Dakota Spencer
Dakota Spencer

Reputation: 37

Catching two exceptions and handling each one differently in java

    public static void main(String[] args) throws IOException {
    String inputFile = "PullFrom.txt";
    String outputFile = "Output.txt";
    Scanner input = new Scanner(new File(inputFile));
    BufferedWriter out = new BufferedWriter(new FileWriter(outputFile, true));
    int ID;

    while (input.hasNextLine() && input.hasNextInt()) {
        ID = input.nextInt();

         for (int i = 0; i < 1; i++) {
         try {
            out.write("case "+ID+ ":");
            out.newLine();
            out.write("setRandomWalk(false);");
            out.newLine();
            out.write("break;");
            out.newLine();
        } catch (FileNotFoundException e) {
            System.out.println("Can't Find " +inputFile );
            e.printStackTrace();
         } catch (IOException e) {
            System.out.println("Can't create " + outputFile );
         }
}
     out.close();
     input.close();}}}

I am trying to catch FileNotFoundException but my BufferedWriter requires that I have IOException, so I am trying to catch them both.

I am getting this in the console:

Exception in thread "main" java.io.FileNotFoundException: PullFrom.txt (The system cannot find the file specified)
at java.io.FileInputStream.open0(Native Method)
at java.io.FileInputStream.open(Unknown Source)
at java.io.FileInputStream.<init>(Unknown Source)
at java.util.Scanner.<init>(Unknown Source)
at reader.PullFrom.main(PullFrom.java:15)

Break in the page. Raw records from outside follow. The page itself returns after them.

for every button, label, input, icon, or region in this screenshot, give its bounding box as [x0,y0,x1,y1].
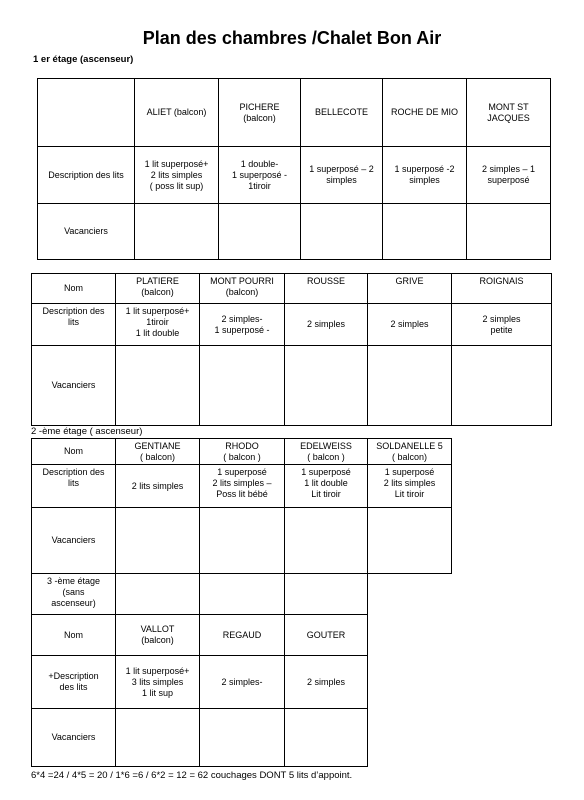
vacanciers-cell[interactable] [368,508,452,574]
row-header: Description des lits [32,304,116,346]
table-row [38,204,551,260]
footer-total: 6*4 =24 / 4*5 = 20 / 1*6 =6 / 6*2 = 12 = 62 couchages DONT 5 lits d’appoint. [31,770,353,781]
room-name: REGAUD [200,615,285,656]
table-row [32,615,452,656]
table-cell [200,574,285,615]
vacanciers-cell[interactable] [135,204,219,260]
room-name: BELLECOTE [301,79,383,147]
vacanciers-cell[interactable] [200,346,285,426]
bed-description: 1 superposé 2 lits simples Lit tiroir [368,465,452,508]
vacanciers-cell[interactable] [452,346,552,426]
bed-description: 1 lit superposé+ 2 lits simples ( poss lit sup) [135,147,219,204]
bed-description: 2 simples – 1 superposé [467,147,551,204]
bed-description: 1 superposé 1 lit double Lit tiroir [285,465,368,508]
table-row [32,709,452,767]
room-name: EDELWEISS ( balcon ) [285,439,368,465]
bed-description: 2 simples petite [452,304,552,346]
row-header: Vacanciers [32,346,116,426]
bed-description: 1 superposé – 2 simples [301,147,383,204]
row-header: Description des lits [38,147,135,204]
floor3-label: 3 -ème étage (sans ascenseur) [32,574,116,615]
bed-description: 1 lit superposé+ 3 lits simples 1 lit sup [116,656,200,709]
bed-description: 2 simples [368,304,452,346]
vacanciers-cell[interactable] [368,346,452,426]
vacanciers-cell[interactable] [200,508,285,574]
room-name: GOUTER [285,615,368,656]
table-row [38,147,551,204]
row-header: Description des lits [32,465,116,508]
row-header: +Description des lits [32,656,116,709]
bed-description: 2 simples [285,304,368,346]
floor1b-table [31,273,552,426]
bed-description: 2 simples [285,656,368,709]
floor1-label: 1 er étage (ascenseur) [33,54,134,65]
table-row [32,656,452,709]
table-cell [368,574,452,615]
row-header: Nom [32,615,116,656]
table-row [32,508,452,574]
table-cell [368,709,452,767]
bed-description: 1 double- 1 superposé - 1tiroir [219,147,301,204]
bed-description: 1 lit superposé+ 1tiroir 1 lit double [116,304,200,346]
bed-description: 1 superposé -2 simples [383,147,467,204]
row-header: Vacanciers [38,204,135,260]
table-row [32,439,452,465]
table-row [32,346,552,426]
room-name: PLATIERE (balcon) [116,274,200,304]
bed-description: 2 lits simples [116,465,200,508]
row-header: Vacanciers [32,709,116,767]
vacanciers-cell[interactable] [285,346,368,426]
vacanciers-cell[interactable] [467,204,551,260]
room-name: ROIGNAIS [452,274,552,304]
table-row [32,304,552,346]
room-name: GENTIANE ( balcon) [116,439,200,465]
table-cell [38,79,135,147]
table-cell [285,574,368,615]
vacanciers-cell[interactable] [383,204,467,260]
room-name: ALIET (balcon) [135,79,219,147]
bed-description: 2 simples- [200,656,285,709]
table-row [32,274,552,304]
row-header: Nom [32,274,116,304]
table-cell [116,574,200,615]
vacanciers-cell[interactable] [219,204,301,260]
table-row [32,465,452,508]
vacanciers-cell[interactable] [285,709,368,767]
vacanciers-cell[interactable] [301,204,383,260]
row-header: Nom [32,439,116,465]
room-name: GRIVE [368,274,452,304]
bed-description: 2 simples- 1 superposé - [200,304,285,346]
vacanciers-cell[interactable] [116,709,200,767]
room-name: VALLOT (balcon) [116,615,200,656]
room-name: SOLDANELLE 5 ( balcon) [368,439,452,465]
room-name: MONT POURRI (balcon) [200,274,285,304]
floor2-label: 2 -ème étage ( ascenseur) [31,426,143,437]
table-row [32,574,452,615]
table-cell [368,615,452,656]
room-name: PICHERE (balcon) [219,79,301,147]
page-title: Plan des chambres /Chalet Bon Air [142,28,442,48]
room-name: RHODO ( balcon ) [200,439,285,465]
room-name: MONT ST JACQUES [467,79,551,147]
vacanciers-cell[interactable] [116,346,200,426]
table-row [38,79,551,147]
room-name: ROUSSE [285,274,368,304]
vacanciers-cell[interactable] [285,508,368,574]
table-cell [368,656,452,709]
floor1-table [37,78,551,260]
room-name: ROCHE DE MIO [383,79,467,147]
bed-description: 1 superposé 2 lits simples – Poss lit bébé [200,465,285,508]
vacanciers-cell[interactable] [116,508,200,574]
row-header: Vacanciers [32,508,116,574]
floor2-3-table [31,438,452,767]
vacanciers-cell[interactable] [200,709,285,767]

If someone could please explain to me what exactly IOException is as well that would be great, thank you!

Upvotes: 2

Views: 75

Answers (3)

Andy Turner
Andy Turner

Reputation: 140299

You should post a minimal example of the code which generates the problem. This is all that is necessary to generate the exception posted:

public static void main(String[] args) throws IOException {
  String inputFile = "PullFrom.txt";
  String outputFile = "Output.txt";
  Scanner input = new Scanner(new File(inputFile));
}

You are getting a FileNotFoundException here because PullFrom.txt does not exist. Because FileNotFoundException is a subclass of IOException, it is handled by the throws IOException in the method signature.

Because you're not handling the exception in this method, it is being thrown from the main method, and so is being handled by the uncaught exception handler. You'd need to surround the new Scanner(new File(inputFile)) in a try/catch block if you want execution to continue despite the exception.

Upvotes: 3

Iffo
Iffo

Reputation: 353

Scanner can throw a FileNotFoundException if source is not found, you should put this:

 Scanner input = new Scanner(new File(inputFile));
 BufferedWriter out = new BufferedWriter(new FileWriter(outputFile, true));

in a block try/catch

Upvotes: 0

Mike Palfrey
Mike Palfrey

Reputation: 424

An IOException would cover other Exceptions rather than just FileNotFoundExceptions - e.g. if the file can't be accessed.

FileNotFoundException is actually a sub class of IOException, so you could just catch IOException and this would work for both cases.

Also - do you mean to do the e.printStackTrace()? This is typically speaking an anti pattern - it looks ugly and it would result in the output you see in your log here.